Stadt sichert dem Land Unterstützung zu

Die Stadt Potsdam hat am Montag dem Land zugesichert, es bei der Unterbringung der Flüchtlinge zu unterstützen. Auch die Einrichtung der Erstaufnahmestelle wird befürwortet. „Die Menschen sind in absoluter Not. Wir müssen alles dafür tun, dass sie ein Dach über dem Kopf bekommen und hier willkommen geheißen werden“, sagte Oberbürgermeister Jann Jakobs.

Jakos hat das Bündnis „Potsdam bekennt Farbe“ zu einer außerordentlichen Sitzung zusammengerufen. Wegen der Ereignisse hat Jakobs eine Ungarn-Reise abgesagt. Die Stadt verweist in ihrer Mitteilung ebenfalls auf die Flüchtlingshilfe im Freiland und auf die „Koordinierungsstelle Neue Nachbarschaften Potsdam“, über deren Homepage können ebenfalls verschiedenen Hilfen koordiniert werden.

Hilfsbereite Potsdamer im Freiland am Montagmorgen

Hilfsbereite Potsdamer im Freiland am Montagmorgen.

Quelle: MAZonline

Ankunft am Sonntag

Rund 650 weitere Flüchtlinge sind bereits am Sonntag in Brandenburg und Berlin untergebracht worden. Aus München kommend traf am Abend ein ICE-Zug mit den Menschen vor allem aus Kriegsgebieten im Nahen Osten ein.

Für die Flüchtlinge, die am Abend am Regionalbahnhof Flughafen Berlin-Schönefeld Flughafen eintrafen, wurde erstmals ein fahrplanmäßiger ICE freigemacht. Die regulären Fahrgäste mussten in andere Züge steigen.

Rund 350 Flüchtlinge wurden in neu geschaffene Unterkünfte am Berliner Olympiastadion gebracht. Etwa 300 der Neuankömmlinge reisten mit Bussen nach Brandenburg weiter in die Erstaufnahmestelle in Eisenhüttenstadt (Oder-Spree).

Vizekanzler erwartet insgesamt bis zu eine Million Flüchtlinge

Noch liegt die offizielle Flüchtlingsprognose der Bundesregierung bei 800 000 Menschen - doch Vizekanzler Sigmar Gabriel erwartet einen Anstieg auf bis zu eine Million. “Vieles deutet darauf hin, dass wir in diesem Jahr nicht 800.000 Flüchtende aufnehmen, wie es das Bundesinnenministerium prognostiziert hat, sondern eine Million“, heißt es in einem Brief des SPD-Chefs an die Parteimitglieder.

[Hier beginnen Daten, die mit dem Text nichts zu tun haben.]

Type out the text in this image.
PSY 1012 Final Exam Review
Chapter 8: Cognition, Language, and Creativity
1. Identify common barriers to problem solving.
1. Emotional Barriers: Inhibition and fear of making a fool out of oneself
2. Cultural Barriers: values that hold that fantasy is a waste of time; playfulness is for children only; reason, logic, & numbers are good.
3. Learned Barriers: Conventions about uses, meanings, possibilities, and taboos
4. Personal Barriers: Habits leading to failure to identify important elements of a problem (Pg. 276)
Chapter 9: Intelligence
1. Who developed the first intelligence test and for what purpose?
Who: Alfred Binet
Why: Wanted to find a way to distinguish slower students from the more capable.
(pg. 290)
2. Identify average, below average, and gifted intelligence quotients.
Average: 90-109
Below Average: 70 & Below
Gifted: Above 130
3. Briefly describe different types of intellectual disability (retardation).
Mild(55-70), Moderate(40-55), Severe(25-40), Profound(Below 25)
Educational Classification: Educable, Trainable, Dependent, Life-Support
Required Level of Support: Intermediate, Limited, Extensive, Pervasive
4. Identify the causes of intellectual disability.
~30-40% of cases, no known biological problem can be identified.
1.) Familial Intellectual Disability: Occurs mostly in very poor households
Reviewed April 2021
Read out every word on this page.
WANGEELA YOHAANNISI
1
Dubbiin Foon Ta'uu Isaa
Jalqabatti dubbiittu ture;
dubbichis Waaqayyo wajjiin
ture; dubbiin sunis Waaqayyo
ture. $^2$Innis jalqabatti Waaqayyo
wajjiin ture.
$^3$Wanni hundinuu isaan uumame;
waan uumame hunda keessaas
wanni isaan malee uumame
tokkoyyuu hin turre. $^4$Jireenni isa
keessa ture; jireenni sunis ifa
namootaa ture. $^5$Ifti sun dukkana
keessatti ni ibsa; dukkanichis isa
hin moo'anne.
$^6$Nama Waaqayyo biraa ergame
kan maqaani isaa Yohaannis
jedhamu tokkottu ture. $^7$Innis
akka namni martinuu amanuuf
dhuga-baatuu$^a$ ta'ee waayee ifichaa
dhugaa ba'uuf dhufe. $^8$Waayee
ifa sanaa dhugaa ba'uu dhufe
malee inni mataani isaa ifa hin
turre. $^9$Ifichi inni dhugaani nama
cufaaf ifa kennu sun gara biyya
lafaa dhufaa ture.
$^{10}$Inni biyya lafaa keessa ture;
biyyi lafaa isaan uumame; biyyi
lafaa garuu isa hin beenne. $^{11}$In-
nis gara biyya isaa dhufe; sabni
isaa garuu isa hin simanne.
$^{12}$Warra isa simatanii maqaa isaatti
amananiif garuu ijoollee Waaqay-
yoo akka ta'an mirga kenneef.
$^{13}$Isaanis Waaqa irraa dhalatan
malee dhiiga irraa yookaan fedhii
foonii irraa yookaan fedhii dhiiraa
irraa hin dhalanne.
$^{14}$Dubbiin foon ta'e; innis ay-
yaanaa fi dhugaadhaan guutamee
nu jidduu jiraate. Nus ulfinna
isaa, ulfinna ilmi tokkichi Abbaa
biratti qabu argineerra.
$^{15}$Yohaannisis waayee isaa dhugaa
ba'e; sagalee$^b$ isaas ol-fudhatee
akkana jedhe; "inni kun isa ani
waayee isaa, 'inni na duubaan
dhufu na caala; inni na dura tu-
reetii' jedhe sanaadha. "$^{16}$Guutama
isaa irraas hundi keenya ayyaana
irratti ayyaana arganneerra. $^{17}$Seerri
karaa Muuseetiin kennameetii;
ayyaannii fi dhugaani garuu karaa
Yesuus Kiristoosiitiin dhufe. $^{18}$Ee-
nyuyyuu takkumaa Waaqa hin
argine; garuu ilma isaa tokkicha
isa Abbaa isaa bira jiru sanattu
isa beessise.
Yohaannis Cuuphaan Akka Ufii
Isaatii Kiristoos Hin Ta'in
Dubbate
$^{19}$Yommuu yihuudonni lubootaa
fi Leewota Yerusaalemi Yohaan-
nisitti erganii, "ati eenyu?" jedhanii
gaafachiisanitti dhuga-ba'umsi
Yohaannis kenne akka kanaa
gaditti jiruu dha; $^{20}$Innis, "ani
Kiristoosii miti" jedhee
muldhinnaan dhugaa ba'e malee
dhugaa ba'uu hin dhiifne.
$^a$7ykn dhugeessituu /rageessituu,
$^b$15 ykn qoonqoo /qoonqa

Erst am 19. August hatte das Innenministerium die Prognose von 450.000 auf 800.000 Flüchtlinge angehoben.

Gabriel verteidigte die Entscheidung, vorübergehend wieder die Grenzen, besonders nach Österreich, zu kontrollieren. Es gehe nicht um eine dauerhafte Schließung der Grenzen oder eine Aussetzung des Grundrechts auf Asyl: “Jeder, der auf deutschem Boden Asyl beantragt, darf bis zur Entscheidung über seinen Antrag bei uns bleiben. Davon weichen wir nicht ab“, unterstrich Gabriel.